L’opera in effetti si potrebbe anche considerare come un canzoniere, redatto tenendo presente la metafora del mare, per cui il navigare diventa un viaggio nell’altro, e nel mistero dell’altro. Del resto il mare non è semplice, non dà tregua, il suo modo non si arresta mai, un po’ come l’amore che ha bisogno sempre di essere rilanciato, che ha bisogno sempre di rinnovo, della capacità degli amanti di rigenerarsi, riplasmarsi. E comunque non è possibile evitare il mare, perché tutto va al mare, tutto finisce per alimentarlo ed esserne alimentato, e la relazione con lui diventa anche una specie di relazione con sé stessi. In effetti non a caso in una lirica il poeta lo definisce "mare primordiale".
Il poeta ci propone dunque delle immagini impressionistiche che hanno al loro centro sempre il mare, ma che ad un certo punto assumono significati simbolici ed espressionistici, fotografando e visualizzando il mondo interiore del poeta e non solo. Il mare, in effetti, distoglie anche il tempo e “lo intrattiene sulle rive”, come scrive l’autore, in modo da affidare all’acqua e al suo ritornare perenne anche il compito di offrire significati, non solo rallentare il tempo, ma dargli senso, arricchirlo di valori che gli consentano di non correre invano.
"Sul mio mare - dice il poeta - il sole non tramonta", in un verso che quasi dice tutto, e che comunque dà il senso di un bisogno di eternità, un bisogno di trascendenza che il mare, e tutto ciò a cui esso rimanda, forse possono soddisfare. Il bisogno cioè di sapere e di capire che la vita non è solo questa, non è solo qui, che ci sono altri orizzonti, che c’è altra vita oltre l’orizzonte. È appunto in questa apertura, questa speranza che prende il largo, il significato più riposto di questo libro così positivo e illuminante.

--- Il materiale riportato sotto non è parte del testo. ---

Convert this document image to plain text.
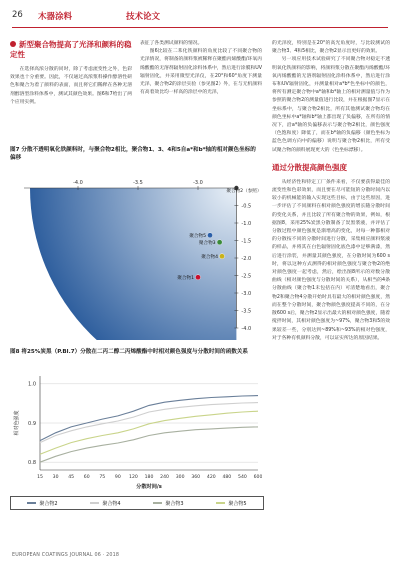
26 木器涂料	技术论文
新型聚合物提高了光泽和颜料的稳定性

在选择高浓分散的同时，除了考虑流变性之外，色彩效果也十分重要。因此，不仅通过高浓浆料操作醇溶性研色和聚合为着了颜料的表面，而且将它们稀释在各种无溶剂醇溶型涂料体系中，测试其颜色效果。图6和7给出了两个应用实例。

表征了各类测试颜料的情况。

图6比较在二苯化铁颜料的角度比较了不同聚合物的光泽情况，将制备的颜料浆被稀释在聚酯丙烯酸酯/环氧丙烯酸酯的无溶剂辐射固化涂料体系中，然后进行涂膜和UV辐射固化，并采用微型光泽仪，在20°和60°角度下测量光泽，聚合物2的涂层实验（参见图2）外，在与无机颜料有高着效比均一样高的涂层中的光泽，

的光泽度，特别是在20°的高光角度时，与比较测试的聚合物3、4和5相比，聚合物2显示出更好的效果。

另一项应用技术试验研究了不同聚合物对稳定不透明氧化铁颜料的影响，将颜料浆分散在聚酯丙烯酸酯/环氧丙烯酸酯的无溶剂辐射固化涂料体系中，然后进行涂布和UV辐射固化，并测量相对a*b*色坐标中的颜色，将所有测定聚合物中a*轴和b*轴上的相对测量值与作为参照的聚合物2的测量值进行比较，并在根据图7显示在坐标系中，与聚合物2相比，所有其他测试聚合物均在颜色坐标中a*轴和b*轴上都出现了负偏移，在所有的情况下，沿a*轴的负偏移表示与聚合物2相比，颜色强度（色饱和度）降低了，而在b*轴的负偏移（颜色坐标为蓝色色调方向中的偏移）说明与聚合物2相比，所有受试聚合物的颜料展现更大的（色坐标漂移）。

通过分散提高颜色强度

从经济性和特定工厂条件来看，不仅要获得最佳的流变性和色彩效果，而且要在尽可能短的分散时间内以较小的机械能的输入实现这些目标，由于这些原因，进一步评估了不同颜料在相对颜色强度的增长随分散时间的变化关系，并且比较了所有聚合物的效果，例如，根据图8，采用25%炭黑分散制备了炭黑浆液，并评估了分散过程中颜色强度是渐增高的变化，对每一种都相对的分散按不同的分散时间进行分散，采集相应颜料浆液的样品，并将其在白色辐射固化底色漆中足够满漆，然后进行涂装，并测量其颜色强度，在分散时间为600 s时，将以这种方式测得的相对颜色强度与聚合物2的绝对颜色强度一起考虑，然后，绘出图8所示的对数分散曲线（相对颜色强度与分散时间的关系），从相当的4条分散曲线（聚合物1未包括在内）可清楚地看出，聚合物2和聚合物4分散开始时具有最大的相对颜色强度，然而在整个分散时间，聚合物颜色强度提高不同的，在分散600 s后，聚合物2显示出最大的相对颜色强度，随着搅拌时间，其相对颜色强度为~97%，聚合物3和5的效果较差一些，分别达到~89%和~93%的相对色强度，对于各种有机颜料分散，可以证实所达的原因结果。

图7 分散不透明氧化铁颜料时，与聚合物2相比，聚合物1、3、4和5自a*和b*轴的相对颜色坐标的偏移
-4.0	-3.5	-3.0
-0.5
-1.0
-1.5
-2.0
-2.5
-3.0
-3.5
-4.0
聚合物2（参照）
聚合物1
聚合物3
聚合物4
聚合物5
图8 将25%炭黑（P.Bl.7）分散在二丙二醇二丙烯酸酯中时相对颜色强度与分散时间的函数关系
1.0
0.9
0.8
15 30 45 60 75 90 120 180 240 300 360 420 480 540 600
相对色强度
分散时间/s
聚合物2	聚合物4	聚合物3	聚合物5
EUROPEAN COATINGS JOURNAL 06 · 2018
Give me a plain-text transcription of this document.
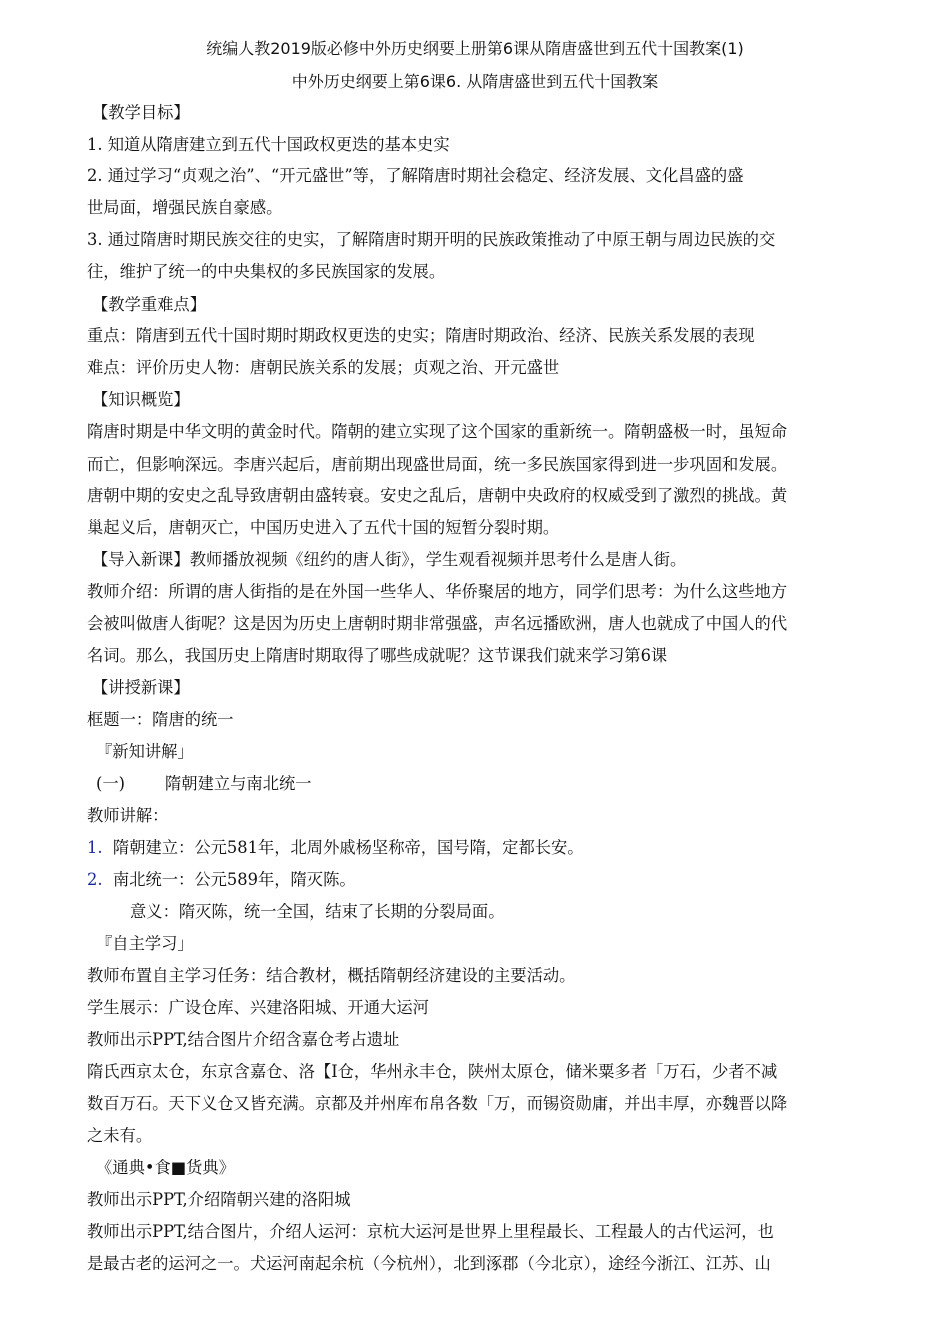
统编人教2019版必修中外历史纲要上册第6课从隋唐盛世到五代十国教案(1)
中外历史纲要上第6课6. 从隋唐盛世到五代十国教案
【教学目标】
1. 知道从隋唐建立到五代十国政权更迭的基本史实
2. 通过学习“贞观之治”、“开元盛世”等，了解隋唐时期社会稳定、经济发展、文化昌盛的盛
世局面，增强民族自豪感。
3. 通过隋唐时期民族交往的史实，了解隋唐时期开明的民族政策推动了中原王朝与周边民族的交
往，维护了统一的中央集权的多民族国家的发展。
【教学重难点】
重点：隋唐到五代十国时期时期政权更迭的史实；隋唐时期政治、经济、民族关系发展的表现
难点：评价历史人物：唐朝民族关系的发展；贞观之治、开元盛世
【知识概览】
隋唐时期是中华文明的黄金时代。隋朝的建立实现了这个国家的重新统一。隋朝盛极一时，虽短命
而亡，但影响深远。李唐兴起后，唐前期出现盛世局面，统一多民族国家得到进一步巩固和发展。
唐朝中期的安史之乱导致唐朝由盛转衰。安史之乱后，唐朝中央政府的权威受到了激烈的挑战。黄
巢起义后，唐朝灭亡，中国历史进入了五代十国的短暂分裂时期。
【导入新课】教师播放视频《纽约的唐人街》，学生观看视频并思考什么是唐人街。
教师介绍：所谓的唐人街指的是在外国一些华人、华侨聚居的地方，同学们思考：为什么这些地方
会被叫做唐人街呢？这是因为历史上唐朝时期非常强盛，声名远播欧洲，唐人也就成了中国人的代
名词。那么，我国历史上隋唐时期取得了哪些成就呢？这节课我们就来学习第6课
【讲授新课】
框题一：隋唐的统一
『新知讲解」
(一) 隋朝建立与南北统一
教师讲解：
1. 隋朝建立：公元581年，北周外戚杨坚称帝，国号隋，定都长安。
2. 南北统一：公元589年，隋灭陈。
意义：隋灭陈，统一全国，结束了长期的分裂局面。
『自主学习」
教师布置自主学习任务：结合教材，概括隋朝经济建设的主要活动。
学生展示：广设仓库、兴建洛阳城、开通大运河
教师出示PPT,结合图片介绍含嘉仓考占遗址
隋氏西京太仓，东京含嘉仓、洛【I仓，华州永丰仓，陕州太原仓，储米粟多者「万石，少者不减
数百万石。天下义仓又皆充满。京都及并州库布帛各数「万，而锡资勋庸，并出丰厚，亦魏晋以降
之未有。
《通典•食■货典》
教师出示PPT,介绍隋朝兴建的洛阳城
教师出示PPT,结合图片，介绍人运河：京杭大运河是世界上里程最长、工程最人的古代运河，也
是最古老的运河之一。犬运河南起余杭（今杭州），北到涿郡（今北京），途经今浙江、江苏、山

Prima de "Il mio mare" era stato pubblicato suo volume "Il tempo del mare" (Youcanprint) che anticipa il tema del secondo a breve distanza. In entrambe le sillogi il mare giunge a permeare di sé l'intero universo del poeta, offre la metafora basilare, l'ispirazione centrale per un'anima alla ricerca non tanto di una meta, quanto di un'identità. Il mare si fa dunque specchio, autoriflessione. Spazio e viaggio di un'anima alla ricerca di se stessa. Sì perché l'amore non è solo uno strumento di apertura all'altro, in fondo, come dimostrò tra i primi in lingua italiana Petrarca, è uno strumento di conoscenza di se stessi. Una via di conoscenza e approfondimenti, che evidentemente Chiricchio segue da tempo, coltivando la sua metafora sul mare in due distinti libri.
Una scelta anche coraggiosa, che contribuisce a rimarcare l'onnipresenza di questa metafora fondamentale non solo nell’immaginario dell’autore ma in fondo nell’immaginario di tutti. Insomma un dittico, un’opera divisa in due raccolte che però rappresentano due momenti di uno stesso percorso.